Belçikalı
Komünist Savaşçı Hücreler [Cellules Communistes Combattantes -CCC],
kapitalizmle savaşmak ve bir sosyalist devrimi tetiklemek için sürdürdükleri
silahlı mücadele dolayısıyla ana akım basının epey dikkat çekmiştir. 1980’lerin
ortalarında aktif olan CCC; askerî sanayiye bağlı üretim alanlarının
(“anti-emperyalist Ekim harekâtı”, 1984-85), Belçika işverenler örgütünün (1
Mayıs 1985 saldırısı) ya da Belçika finans sektörünün kilit binalarının (“Karl
Marx harekâtı”, 1985) bombalanması gibi, kapitalist ve emperyalist kurumlara
yönelen eylemleriyle basının dikkatini çekmiştir. Alman RAF’ın silahlı mücadele
tecrübelerinden doğan CCC, kendi ideolojik hattını, silahlı mücadeleyi
Marksist-Leninist teori zeminine oturtan Kızıl Tugaylar örneği üzerinden
oluşturmuştur.
Bombalamalarında
insanları hiçbir zaman hedef almasalar da, bir araba bombalamasının yanlışlıkla
iki itfaiyecinin ölümüne yol açmasından dolayı -bunda polisin müdahalesizliği
de pay sahibidir- Belçika’daki anti-komünist basın seferberliğinde sert bir terörist
örgüt olarak tasvir edilmiştir. Buna rağmen CCC, gazetecilerin sansasyon
hevesleri yüzünden kendilerini ideolojik bağlamlarından kopartan ve silahlı
mücadele sürdüren diğer gruplar arasında bir kafa karışıklığına yol açan böyle
bir boyuta sistematik olarak indirgenmekten hayıflanmıştır. Kitapçıklar,
bildiriler, röportajlar içeren CCC arşivine dayanarak yazılan bu makalenin
amacı, CCC’nin kendini nasıl tasarladığını ve silahlı mücadeleyi daha büyük bir
komünist devrimin parçası olarak nasıl sürdürdüğünü göstermektir.
CCC’nin
Teorik İlkeleri: Marksizm-Leninizm
CCC’nin
politik çizgisi, kabaca söylersek, kapitalizm tarafından yaratılan tarihsel
sınıf antagonizmasının, sosyalizmi kurmak için hâkim burjuva sınıfını ortadan
kaldıracak olan komünist devrime yol açacağını söyleyen Marksizm-Leninizmdir[1]

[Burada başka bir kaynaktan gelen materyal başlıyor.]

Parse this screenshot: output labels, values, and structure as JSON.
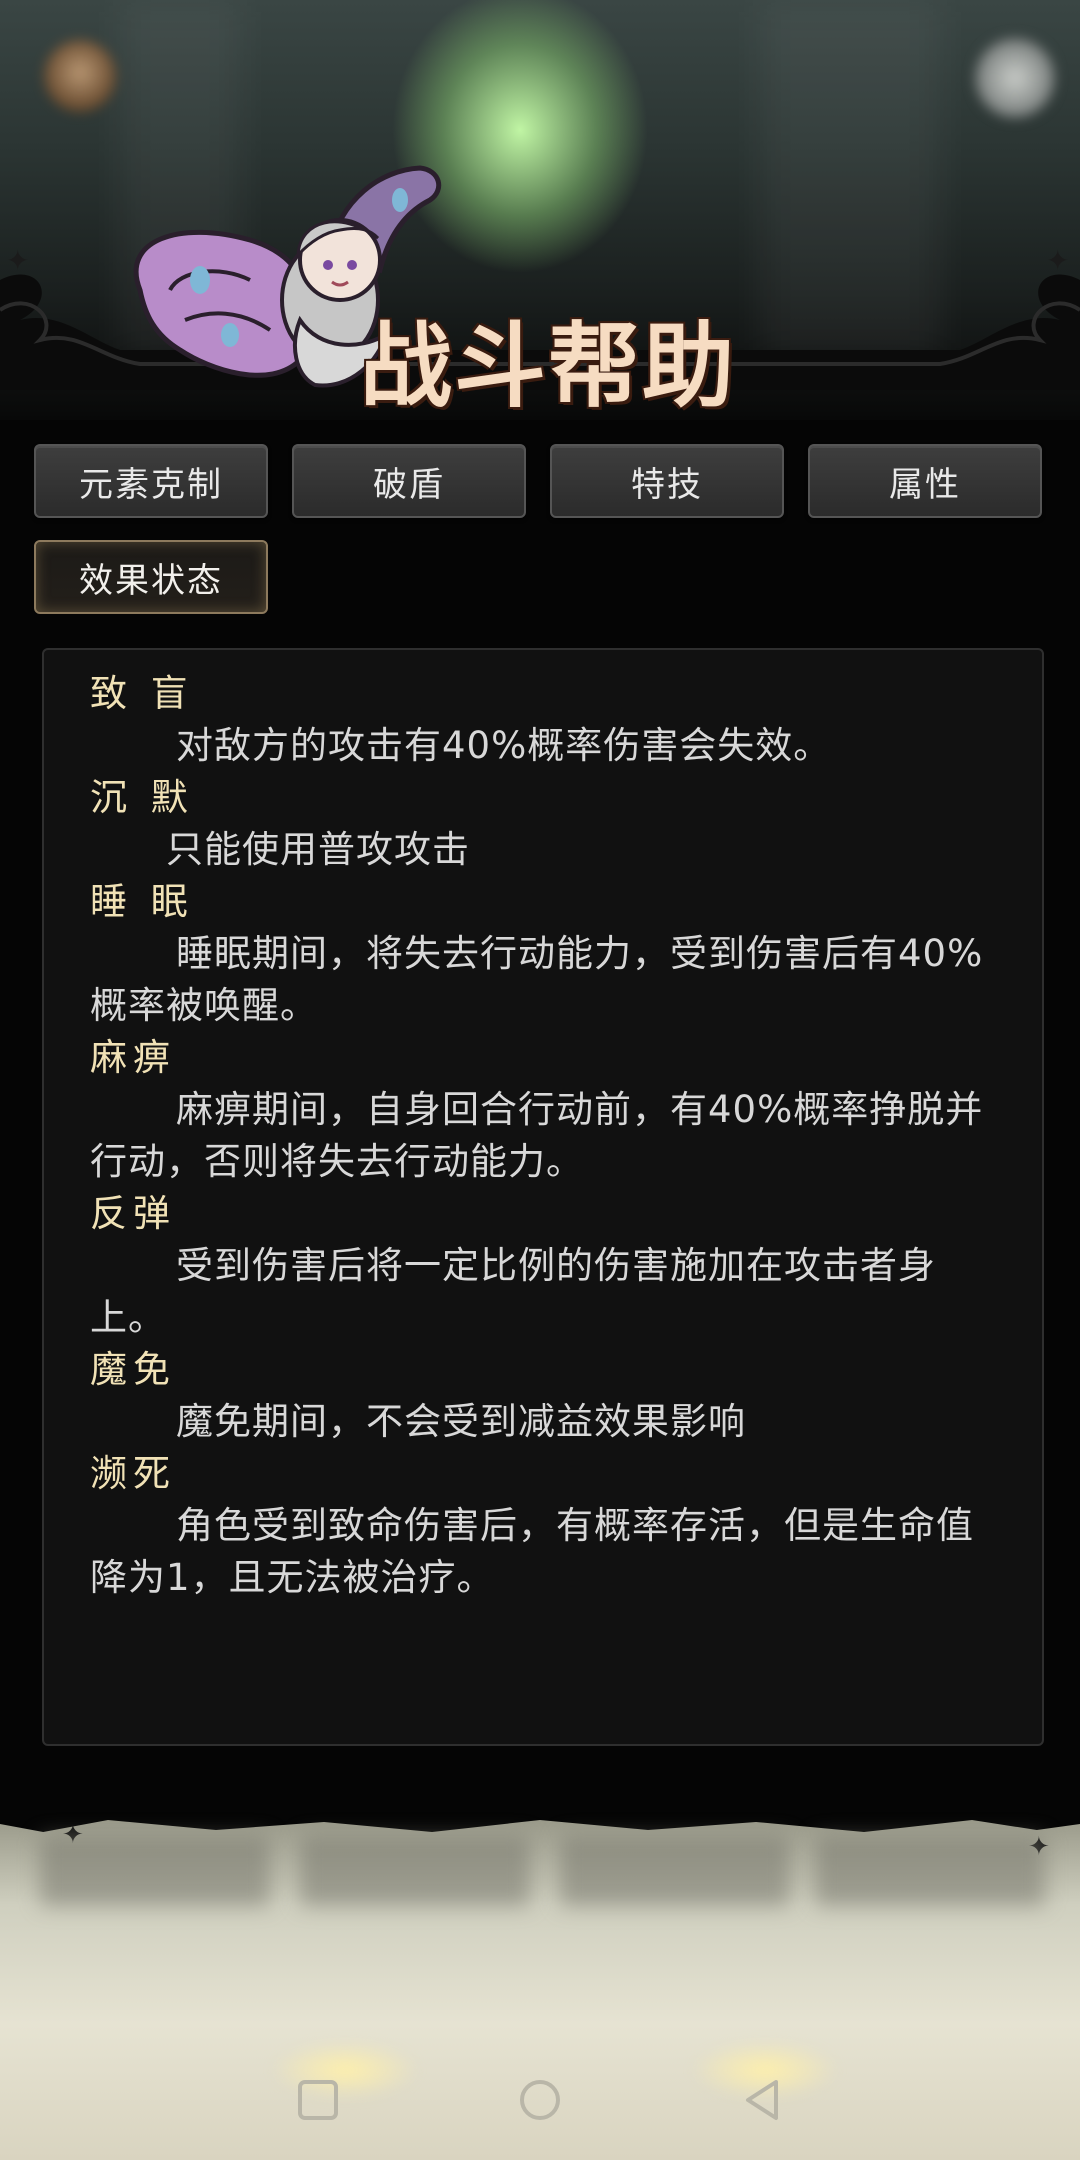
{
  "header": {
    "title": "战斗帮助"
  },
  "tabs": [
    {
      "label": "元素克制",
      "active": false
    },
    {
      "label": "破盾",
      "active": false
    },
    {
      "label": "特技",
      "active": false
    },
    {
      "label": "属性",
      "active": false
    },
    {
      "label": "效果状态",
      "active": true
    }
  ],
  "entries": [
    {
      "title": "致 盲",
      "desc": "对敌方的攻击有40%概率伤害会失效。"
    },
    {
      "title": "沉 默",
      "desc": "只能使用普攻攻击"
    },
    {
      "title": "睡 眠",
      "desc": "睡眠期间，将失去行动能力，受到伤害后有40%概率被唤醒。"
    },
    {
      "title": "麻痹",
      "desc": "麻痹期间，自身回合行动前，有40%概率挣脱并行动，否则将失去行动能力。"
    },
    {
      "title": "反弹",
      "desc": "受到伤害后将一定比例的伤害施加在攻击者身上。"
    },
    {
      "title": "魔免",
      "desc": "魔免期间，不会受到减益效果影响"
    },
    {
      "title": "濒死",
      "desc": "角色受到致命伤害后，有概率存活，但是生命值降为1，且无法被治疗。"
    }
  ],
  "colors": {
    "title_text": "#f6dcc2",
    "entry_title": "#f1e2b6",
    "entry_desc": "#d8d8d8",
    "active_tab_border": "#8d7a5d"
  },
  "icons": {
    "coin": "coin-icon",
    "profile": "profile-icon",
    "fairy": "fairy-mascot-icon",
    "nav_home": "square-icon",
    "nav_circle": "circle-icon",
    "nav_back": "triangle-back-icon"
  }
}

(bu terim, Joseph Stalin tarafından kazandırılmış ve onun yönetimi boyunca
resmi devlet ideolojisi olmuş olmasından mütevellit, bazıları tarafından
“Stalinizm” olarak adlandırılsa da, Marksist-Leninist gruplar böyle bir
adlandırmaya gitmemişlerdir). Tarihsel bir gereklilik olan bu devrim, “kendi
kendine” olmayacaktı. Devrim, devrimci güçlerin aktif örgütüne ihtiyaç
duyuyordu. Kitleler arasında toplumsal bir bilinç geliştirmek ve kitlelere
mücadelelerinde liderlik etmek, bir Parti olarak örgütlenen devrimci öncünün
göreviydi.
Öncü
Parti’nin görevi, kitleleri bir ayaklanmaya sevk ederek onları ekonomik
baskılardan kurtarmak ve devleti ele geçirmekti. Böyle olunca, küçük bir
silahlı eylem grubunun böyle geniş bir teorik arka planla ne işinin olduğu
sorulabilir. CCC kendisini ne raddeye kadar devrimci öncü olarak görüyordu?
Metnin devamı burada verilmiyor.